What on earth is all of this supposed
to mean? Do we selfishly love ourselves
first so that we can be healthy and capable to love others as we have loved ourselves? Do we sacrifice our own wants and needs to
selflessly love others as if we are conducting some heroic, admirable act? Does it matter who the recipient of our love
is that determines which we decide to do?
Is it ever possible to do both at the same time?
The thing is...I don't really know the
answers. I've seen sacrificial love tear
a person down to nothingness and severe emotional distress for the sake of
another. I've seen the act of seeking self-love
destroy others, bringing them to their knees with little to no self-worth left. Who is worthy of our self-sacrificial love--our
children, our parents, our spouses, our siblings, our friends, our extended
family, our coworkers/peers? Who gets
left behind while we're busy learning to love ourselves first--our children,
our parents, our spouses, our siblings, our friends, our extended family, our
coworkers/peers? When you look at it
that way, doesn't it all just really seem absurd and simply unobtainable? This paradox of love twists our minds and
wrenches our hearts until we're staring into a pool of tears wondering where we
went wrong with our choices.
You see...it really just comes down to
that. A choice. A series of choices. A decision on where you plant your focus. And, why do we even have to make that type of
decision? Honestly, it's a reaction to a
catalyst. We get here because of our environmental circle of others. We respond
to how others treat us, how well we are physically and emotionally cared for, how
safe and/or secure we feel, how loved we feel, how our needs are being met or
not being met, etc. I don't believe that
we just wake up one day and decide to forsake all others and go on a quest for self-love. I don't think we just suddenly stop loving
ourselves for the sake of others just out of the blue. We react to an event, a series of events, a
lifetime of catalysts to get to this point.
Then we feel compelled to make that decision to either follow the path
to self-love or sacrifice ourselves for another.

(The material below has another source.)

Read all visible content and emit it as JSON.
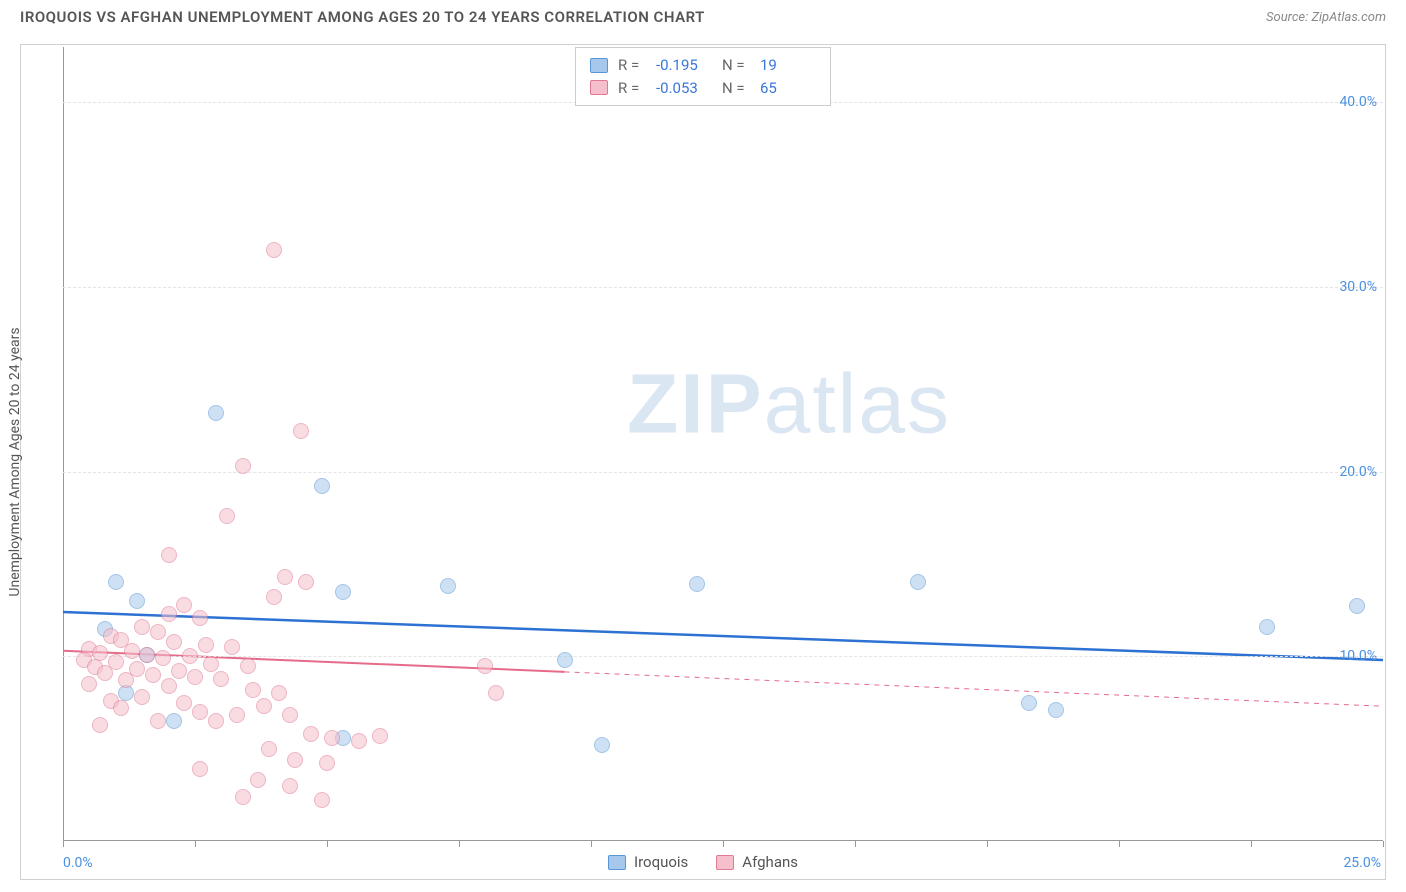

Making that decision isn't easy. There are all of those books, songs, quotes,
and professionals to tell you that you're doing it wrong. There are all of those friends and family
members there to tell you that you're doing it wrong. When that paradox of love comes at you like a
semi-truck, you have to untwist your mind, unwrench your heart, and listen to
your gut instincts. All of those nerves
in your gut--they hold the key to your core intuition. Don't ignore them. They are rarely wrong. So, go with your gut, and may your love path
lead you where you're truly meant to be.